The Court of Protection heard the recent case of an County Durham & Darlington NHS Foundation Trust
 and PP [2014] EWCOP 9, in which Sam Karim, instructed by the NHS Trust successfully obtained declarations that it was:

(a) lawful and in PP’s best interests to continue to receive artificial hydration via subcutaneous injection; and

(b) lawful and in PP’s best interests that the Trust’s treating clinicians were permitted:- (i) not to provide artificial nutrition by a percutaneous endoscopic gastrostomy tube (PEG) or via an alternative artificial feeding regime; and (ii) not to resuscitate her in the event of either a cardiac or respiratory arrest.

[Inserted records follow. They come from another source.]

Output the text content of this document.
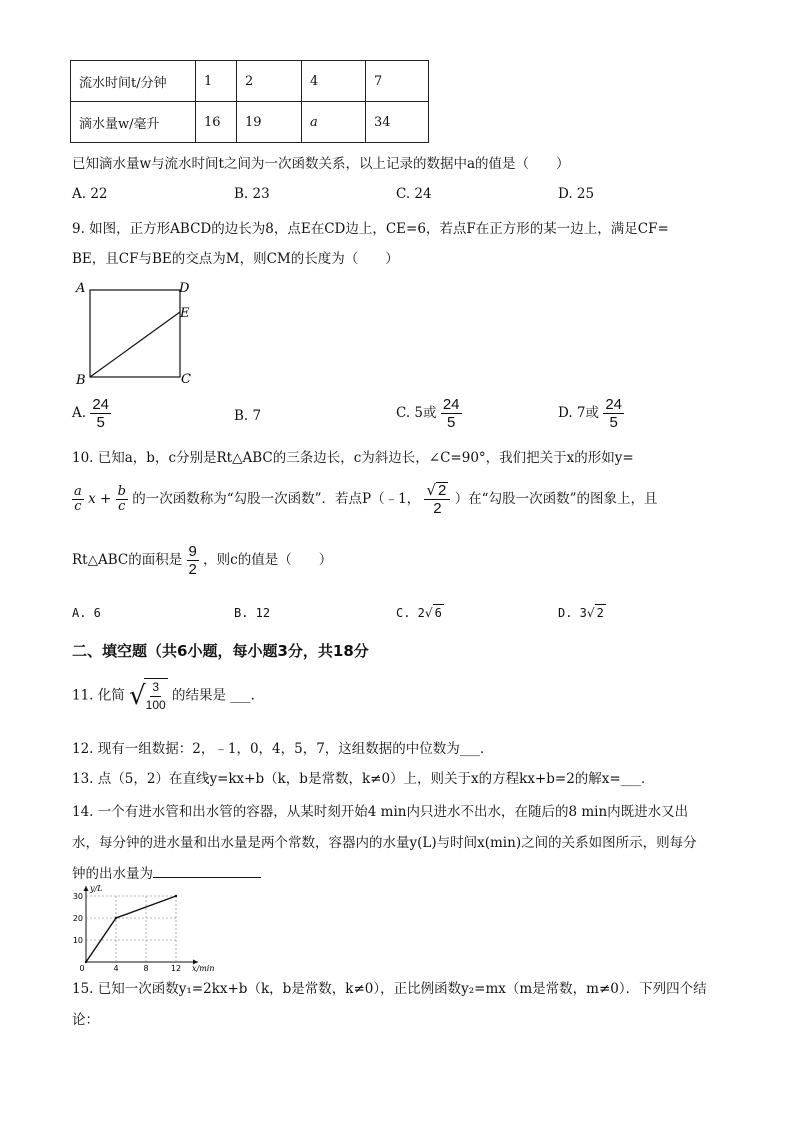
流水时间t/分钟	1	2	4	7
滴水量w/毫升	16	19	a	34
已知滴水量w与流水时间t之间为一次函数关系，以上记录的数据中a的值是（　　）
A. 22	B. 23	C. 24	D. 25
9. 如图，正方形ABCD的边长为8，点E在CD边上，CE=6，若点F在正方形的某一边上，满足CF=
BE，且CF与BE的交点为M，则CM的长度为（　　）
A	D
E
B	C
A. $\frac{24}{5}$	B. 7	C. 5或 $\frac{24}{5}$	D. 7或 $\frac{24}{5}$
10. 已知a，b，c分别是Rt△ABC的三条边长，c为斜边长，∠C=90°，我们把关于x的形如y=
$\frac{a}{c}$ $x + \frac{b}{c}$ 的一次函数称为“勾股一次函数”．若点P（﹣1， $\frac{√ 2}{2}$ ）在“勾股一次函数”的图象上，且
Rt△ABC的面积是 $\frac{9}{2}$ ，则c的值是（　　）
A. 6	B. 12	C. 2√ 6	D. 3√ 2
二、填空题（共6小题，每小题3分，共18分
11. 化简 √
$\frac{3}{100}$ 的结果是 ___.
12. 现有一组数据：2，﹣1，0，4，5，7，这组数据的中位数为___．
13. 点（5，2）在直线y=kx+b（k，b是常数，k≠0）上，则关于x的方程kx+b=2的解x=___．
14. 一个有进水管和出水管的容器，从某时刻开始4 min内只进水不出水，在随后的8 min内既进水又出
水，每分钟的进水量和出水量是两个常数，容器内的水量y(L)与时间x(min)之间的关系如图所示，则每分
钟的出水量为
10
20
30
0	4	8	12
y/L
x/min
15. 已知一次函数y₁=2kx+b（k，b是常数，k≠0），正比例函数y₂=mx（m是常数，m≠0）．下列四个结
论：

In adopting the rationale as stated by Lady Hale in Aintree University Hospital NHS Foundation Trust –v- James [2013] 3 WLR 1299, Mr. Justice Cobb said at paragraphs 49 and 50 that:

“I have weighed carefully the arguments for and against the declarations, canvassed in the argument and in the evidence. I have had regard to the views of the family and– so far as it is possible to ascertain them – of P herself. I have had regard to the uniform medical views as to her realistic prognosis, and the probability that she will not regain any or any significantly enhanced consciousness, let alone capacity… The evidence in support of the Trust’s applications has, in the end, been overwhelmingly clear.”